Genotypic resistance testing helps doctors make better treatment decisions for their patients when existing anti-viral therapies are not working effectively. If drug resistance is found, a new treatment regimen may be chosen.
When is it requested?
Genotypic resistance testing is requested when viral load values (a measure of how many HIV particles are in your body) rise steadily during therapy, indicating treatment failure and the possibility of resistance. The test is also used at the start of therapy to help your doctor choose the most appropriate and effective combination of antiviral medication.

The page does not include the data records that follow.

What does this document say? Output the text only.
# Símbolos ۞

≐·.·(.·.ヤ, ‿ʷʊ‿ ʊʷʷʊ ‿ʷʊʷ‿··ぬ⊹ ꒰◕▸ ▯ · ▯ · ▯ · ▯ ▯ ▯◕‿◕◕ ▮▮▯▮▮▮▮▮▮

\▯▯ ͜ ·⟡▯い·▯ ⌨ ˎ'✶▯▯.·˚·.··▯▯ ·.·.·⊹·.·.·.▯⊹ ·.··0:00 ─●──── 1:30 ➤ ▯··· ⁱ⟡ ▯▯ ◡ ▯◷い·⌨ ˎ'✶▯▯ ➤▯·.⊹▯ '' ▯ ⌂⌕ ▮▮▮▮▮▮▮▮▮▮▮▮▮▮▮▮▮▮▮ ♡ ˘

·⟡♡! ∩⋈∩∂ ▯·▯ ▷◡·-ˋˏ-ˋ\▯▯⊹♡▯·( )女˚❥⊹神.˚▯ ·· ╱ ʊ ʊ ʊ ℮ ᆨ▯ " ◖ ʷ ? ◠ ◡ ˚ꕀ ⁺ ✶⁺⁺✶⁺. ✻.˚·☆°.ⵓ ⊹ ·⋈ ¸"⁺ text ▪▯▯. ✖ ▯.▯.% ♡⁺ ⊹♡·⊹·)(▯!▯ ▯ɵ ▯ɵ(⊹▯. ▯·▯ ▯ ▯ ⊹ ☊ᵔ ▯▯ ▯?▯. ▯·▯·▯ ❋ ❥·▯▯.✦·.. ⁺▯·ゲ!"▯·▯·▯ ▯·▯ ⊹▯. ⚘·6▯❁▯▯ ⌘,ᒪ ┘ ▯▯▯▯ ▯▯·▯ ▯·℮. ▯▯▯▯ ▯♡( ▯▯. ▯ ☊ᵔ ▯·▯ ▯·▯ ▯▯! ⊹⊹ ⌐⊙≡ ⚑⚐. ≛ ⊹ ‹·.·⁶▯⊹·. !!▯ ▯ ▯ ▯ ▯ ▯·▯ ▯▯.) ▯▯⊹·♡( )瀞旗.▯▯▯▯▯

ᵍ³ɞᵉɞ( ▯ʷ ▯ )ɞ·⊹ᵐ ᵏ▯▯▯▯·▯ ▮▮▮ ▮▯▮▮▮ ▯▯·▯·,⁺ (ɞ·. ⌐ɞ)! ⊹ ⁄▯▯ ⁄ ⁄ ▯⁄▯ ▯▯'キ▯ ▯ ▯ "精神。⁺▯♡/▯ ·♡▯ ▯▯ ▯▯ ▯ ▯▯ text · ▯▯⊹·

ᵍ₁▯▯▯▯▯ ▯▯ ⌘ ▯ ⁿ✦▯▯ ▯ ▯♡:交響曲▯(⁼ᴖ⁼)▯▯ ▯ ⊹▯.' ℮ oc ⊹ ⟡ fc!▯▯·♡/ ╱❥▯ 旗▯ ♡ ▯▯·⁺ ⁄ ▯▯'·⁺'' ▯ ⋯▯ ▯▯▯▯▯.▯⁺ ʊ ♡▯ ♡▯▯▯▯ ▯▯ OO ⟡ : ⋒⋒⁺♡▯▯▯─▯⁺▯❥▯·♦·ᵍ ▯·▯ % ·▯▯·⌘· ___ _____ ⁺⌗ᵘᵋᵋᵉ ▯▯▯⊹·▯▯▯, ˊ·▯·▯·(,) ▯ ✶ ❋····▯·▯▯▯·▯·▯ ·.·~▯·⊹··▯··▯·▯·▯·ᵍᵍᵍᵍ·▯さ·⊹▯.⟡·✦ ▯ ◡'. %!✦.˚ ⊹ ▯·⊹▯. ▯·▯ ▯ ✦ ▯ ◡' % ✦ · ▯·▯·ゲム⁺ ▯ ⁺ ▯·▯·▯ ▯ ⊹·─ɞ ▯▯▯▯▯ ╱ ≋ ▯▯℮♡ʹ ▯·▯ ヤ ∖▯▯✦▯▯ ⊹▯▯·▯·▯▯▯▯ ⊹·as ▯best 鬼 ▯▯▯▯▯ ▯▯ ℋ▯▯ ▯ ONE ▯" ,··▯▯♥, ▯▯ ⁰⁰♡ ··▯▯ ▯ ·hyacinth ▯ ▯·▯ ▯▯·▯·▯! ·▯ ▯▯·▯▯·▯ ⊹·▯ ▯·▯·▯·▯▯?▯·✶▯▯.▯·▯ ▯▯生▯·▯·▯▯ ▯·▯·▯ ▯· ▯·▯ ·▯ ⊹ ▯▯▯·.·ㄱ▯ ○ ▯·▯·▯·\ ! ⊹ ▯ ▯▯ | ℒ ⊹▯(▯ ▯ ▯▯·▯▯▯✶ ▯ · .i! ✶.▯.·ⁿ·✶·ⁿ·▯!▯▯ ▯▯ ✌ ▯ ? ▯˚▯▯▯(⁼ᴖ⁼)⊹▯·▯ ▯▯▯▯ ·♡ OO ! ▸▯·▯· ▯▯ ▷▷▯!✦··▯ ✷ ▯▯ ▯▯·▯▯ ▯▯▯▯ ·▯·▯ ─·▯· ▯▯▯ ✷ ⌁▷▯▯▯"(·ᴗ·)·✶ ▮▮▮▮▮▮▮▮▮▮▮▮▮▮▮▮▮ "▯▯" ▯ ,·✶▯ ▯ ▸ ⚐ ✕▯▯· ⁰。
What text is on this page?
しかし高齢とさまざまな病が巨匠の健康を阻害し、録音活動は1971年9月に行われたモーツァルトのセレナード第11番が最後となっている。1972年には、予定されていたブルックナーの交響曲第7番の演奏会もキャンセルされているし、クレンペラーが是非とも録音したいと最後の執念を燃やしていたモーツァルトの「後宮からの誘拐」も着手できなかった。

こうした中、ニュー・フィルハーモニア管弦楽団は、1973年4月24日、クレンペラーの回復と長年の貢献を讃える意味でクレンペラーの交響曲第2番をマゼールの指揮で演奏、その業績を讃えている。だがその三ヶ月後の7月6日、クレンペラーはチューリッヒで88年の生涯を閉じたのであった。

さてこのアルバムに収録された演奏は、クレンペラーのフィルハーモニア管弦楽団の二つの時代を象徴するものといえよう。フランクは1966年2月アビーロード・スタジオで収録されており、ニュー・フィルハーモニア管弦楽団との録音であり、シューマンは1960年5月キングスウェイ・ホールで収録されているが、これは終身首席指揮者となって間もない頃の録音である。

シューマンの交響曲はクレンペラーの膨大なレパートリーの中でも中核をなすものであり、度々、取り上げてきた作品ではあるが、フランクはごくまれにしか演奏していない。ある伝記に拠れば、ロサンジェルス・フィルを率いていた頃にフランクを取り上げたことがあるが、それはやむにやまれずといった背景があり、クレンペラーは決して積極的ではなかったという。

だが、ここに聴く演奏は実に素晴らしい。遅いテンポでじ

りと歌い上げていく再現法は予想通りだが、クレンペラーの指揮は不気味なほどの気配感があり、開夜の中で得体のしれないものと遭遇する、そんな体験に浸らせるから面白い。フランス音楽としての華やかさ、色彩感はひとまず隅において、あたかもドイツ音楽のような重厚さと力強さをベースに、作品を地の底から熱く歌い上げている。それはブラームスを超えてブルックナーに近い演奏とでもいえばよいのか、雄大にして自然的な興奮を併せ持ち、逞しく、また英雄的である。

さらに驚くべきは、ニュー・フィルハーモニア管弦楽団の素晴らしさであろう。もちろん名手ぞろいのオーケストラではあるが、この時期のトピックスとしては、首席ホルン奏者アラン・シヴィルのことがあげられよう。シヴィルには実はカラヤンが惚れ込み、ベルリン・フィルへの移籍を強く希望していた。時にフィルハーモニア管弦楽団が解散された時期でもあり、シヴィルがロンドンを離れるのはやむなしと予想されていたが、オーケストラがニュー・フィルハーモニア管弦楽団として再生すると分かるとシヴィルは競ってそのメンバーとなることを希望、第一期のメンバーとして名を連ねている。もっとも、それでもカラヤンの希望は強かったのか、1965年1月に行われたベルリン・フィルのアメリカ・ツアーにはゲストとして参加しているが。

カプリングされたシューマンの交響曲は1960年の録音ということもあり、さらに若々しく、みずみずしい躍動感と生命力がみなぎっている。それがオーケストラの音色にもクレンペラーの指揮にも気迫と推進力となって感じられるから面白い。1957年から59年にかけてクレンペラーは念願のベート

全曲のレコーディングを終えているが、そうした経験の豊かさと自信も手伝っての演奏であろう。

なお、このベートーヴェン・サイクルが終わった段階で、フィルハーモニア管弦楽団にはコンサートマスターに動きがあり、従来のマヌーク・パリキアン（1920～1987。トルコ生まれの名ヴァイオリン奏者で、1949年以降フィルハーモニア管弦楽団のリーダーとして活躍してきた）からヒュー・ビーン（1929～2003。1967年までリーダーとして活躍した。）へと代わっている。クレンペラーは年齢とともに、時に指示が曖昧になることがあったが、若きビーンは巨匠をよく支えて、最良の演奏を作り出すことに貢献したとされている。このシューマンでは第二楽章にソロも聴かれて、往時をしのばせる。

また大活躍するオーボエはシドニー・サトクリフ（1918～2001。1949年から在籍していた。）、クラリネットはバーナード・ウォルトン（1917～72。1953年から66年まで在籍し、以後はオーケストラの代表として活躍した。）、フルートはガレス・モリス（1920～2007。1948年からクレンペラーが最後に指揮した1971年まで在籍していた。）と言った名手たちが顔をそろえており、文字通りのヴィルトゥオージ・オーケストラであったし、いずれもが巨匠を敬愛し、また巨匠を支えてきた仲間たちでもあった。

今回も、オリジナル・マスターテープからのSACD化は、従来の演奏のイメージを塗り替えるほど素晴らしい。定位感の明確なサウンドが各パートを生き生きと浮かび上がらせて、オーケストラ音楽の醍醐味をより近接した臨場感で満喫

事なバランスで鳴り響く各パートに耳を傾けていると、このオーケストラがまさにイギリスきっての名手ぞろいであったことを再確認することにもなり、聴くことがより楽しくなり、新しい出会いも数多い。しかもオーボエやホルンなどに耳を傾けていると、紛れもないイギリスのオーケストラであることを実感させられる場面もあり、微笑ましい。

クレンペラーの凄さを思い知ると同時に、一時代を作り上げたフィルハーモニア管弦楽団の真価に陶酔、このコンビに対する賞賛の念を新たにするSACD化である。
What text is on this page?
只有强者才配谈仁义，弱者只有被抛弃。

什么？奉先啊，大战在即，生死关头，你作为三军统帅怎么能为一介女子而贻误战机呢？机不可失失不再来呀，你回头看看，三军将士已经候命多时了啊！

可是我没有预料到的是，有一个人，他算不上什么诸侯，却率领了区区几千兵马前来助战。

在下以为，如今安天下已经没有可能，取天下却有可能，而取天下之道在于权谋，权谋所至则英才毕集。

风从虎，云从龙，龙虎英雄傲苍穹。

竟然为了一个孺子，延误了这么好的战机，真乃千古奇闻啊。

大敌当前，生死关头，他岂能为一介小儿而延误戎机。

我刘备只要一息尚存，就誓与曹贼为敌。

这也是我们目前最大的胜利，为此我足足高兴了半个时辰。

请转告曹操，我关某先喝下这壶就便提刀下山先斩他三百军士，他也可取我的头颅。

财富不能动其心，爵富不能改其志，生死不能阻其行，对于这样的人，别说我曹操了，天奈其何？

What does the result mean?
The test result identifies the viral mutations. These are described by a combination of letters and numbers, for example K103N. Based on the test result, your doctor will identify whether a given mutation is one known to cause drug resistance. Not all mutations cause drug resistance. Your doctor can then adjust your antiviral medications to find the most effective combination.
Is there anything else I should know?
The test is not good at detecting 'minority' mutations, which affect less than 20% of the virus population. Unknown resistance mutations may be present in rare strains of HIV.
Genotypic resistance testing works best on blood samples with a viral load of at least 1,000 copies per millilitre of blood. If your viral load is very low, the test probably won't work as there is sufficient genetic material for reliable testing.
This test involves several time consuming processes. The test results may take several week to become available.
Genotypic resistance testing is now used routinely by HIV specialist doctors in Australia. However the high cost of the test prevents it being widely available in some places.